CME Chairman Scott Gordon said, "The interest rate cross-margining program has the potential to save firms upwards of 75 percent of their current margin requirements depending on the make-up of their portfolio. The CME already makes active use of cross-margining in our equity quadrant that saves member firms billions of dollars a year in performance bond requirements. We are confident that
there will also be very significant savings here."
BOTCC Chairman Robert Felker said, "We are always looking for opportunities to bring more efficiencies and cost savings to our members, and we are convinced that both common banking and
cross-margining will not only do that, but reduce many risk factors."

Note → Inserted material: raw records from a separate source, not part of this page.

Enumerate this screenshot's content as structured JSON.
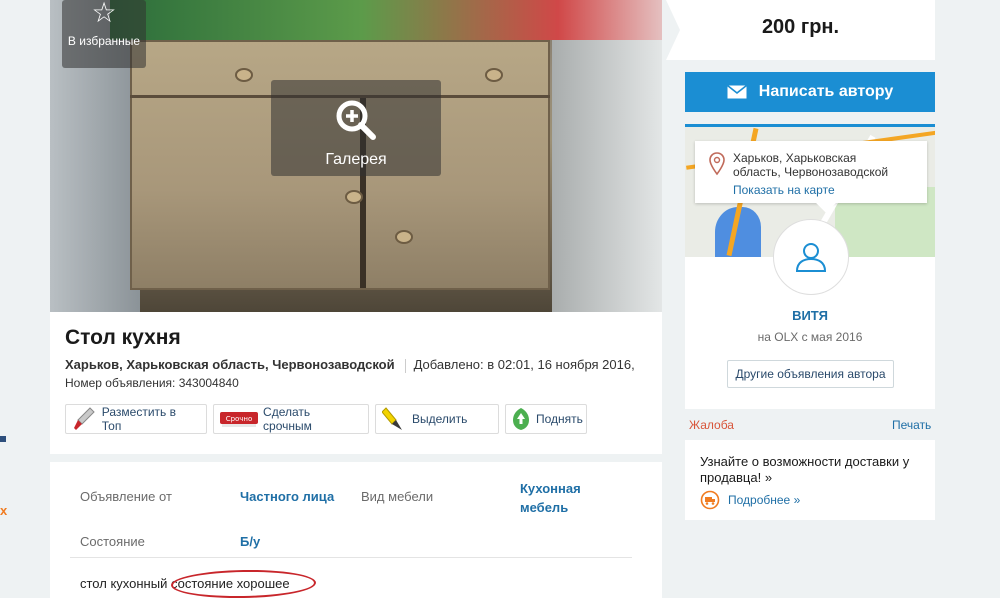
{
  "listing": {
    "favorite_label": "В избранные",
    "gallery_label": "Галерея",
    "title": "Стол кухня",
    "location": "Харьков, Харьковская область, Червонозаводской",
    "added": "Добавлено: в 02:01, 16 ноября 2016,",
    "ad_number": "Номер объявления: 343004840",
    "actions": {
      "top": "Разместить в Топ",
      "urgent": "Сделать срочным",
      "highlight": "Выделить",
      "raise": "Поднять",
      "urgent_badge": "Срочно"
    },
    "params": {
      "from_label": "Объявление от",
      "from_value": "Частного лица",
      "type_label": "Вид мебели",
      "type_value_line1": "Кухонная",
      "type_value_line2": "мебель",
      "condition_label": "Состояние",
      "condition_value": "Б/у"
    },
    "description": {
      "part1": "стол кухонный",
      "part2": "состояние хорошее"
    }
  },
  "sidebar": {
    "price": "200 грн.",
    "write_button": "Написать автору",
    "map": {
      "address_line1": "Харьков, Харьковская",
      "address_line2": "область, Червонозаводской",
      "show_on_map": "Показать на карте"
    },
    "author": {
      "name": "ВИТЯ",
      "since": "на OLX с мая 2016",
      "other_ads": "Другие объявления автора"
    },
    "complaint": "Жалоба",
    "print": "Печать",
    "delivery": {
      "text": "Узнайте о возможности доставки у продавца! »",
      "more": "Подробнее »"
    }
  },
  "colors": {
    "accent_blue": "#1b8ed3",
    "link_blue": "#1f6fa6",
    "complaint_orange": "#d8553a",
    "annotation_red": "#c8262b"
  },
  "icons": [
    "star-icon",
    "zoom-in-icon",
    "rocket-icon",
    "urgent-badge-icon",
    "marker-icon",
    "raise-icon",
    "envelope-icon",
    "map-pin-icon",
    "user-icon",
    "delivery-icon"
  ]
}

Under the program, positions in eligible interest rate products at the CBOT and the CME will be held
in special cross-margin accounts at the BOTCC and the CME. Joint and affiliated clearing members
will have lower performance bond requirements for appropriate spread positions between the CME and
CBOT products.
The cross-margining agreement is scheduled to be implemented in two phases. The first phase,
beginning May 28, will apply to firms' proprietary and house accounts. The second phase, which will
open up the program to independent traders, market makers and market customers, will be announced as soon as issues including those pertaining to bookkeeping service providers are resolved.
Over 90 percent of all CME member firms are also members of the CBOT. Of that figure, a large
percentage are also currently trading interest rate products at both exchanges and will thus be
eligible to take advantage of the program.
In a separate agreement, a common banking pilot program will allow clearing firms conducting business at both exchanges to simplify and reduce the number of banking transactions for all transactions at the exchanges. In addition, common banking will allow firms to more efficiently allocate collateral between the CME and BOTCC utilizing the CME's CLEARING 21 banking and asset management system and avoiding costs associated with such collateral movements.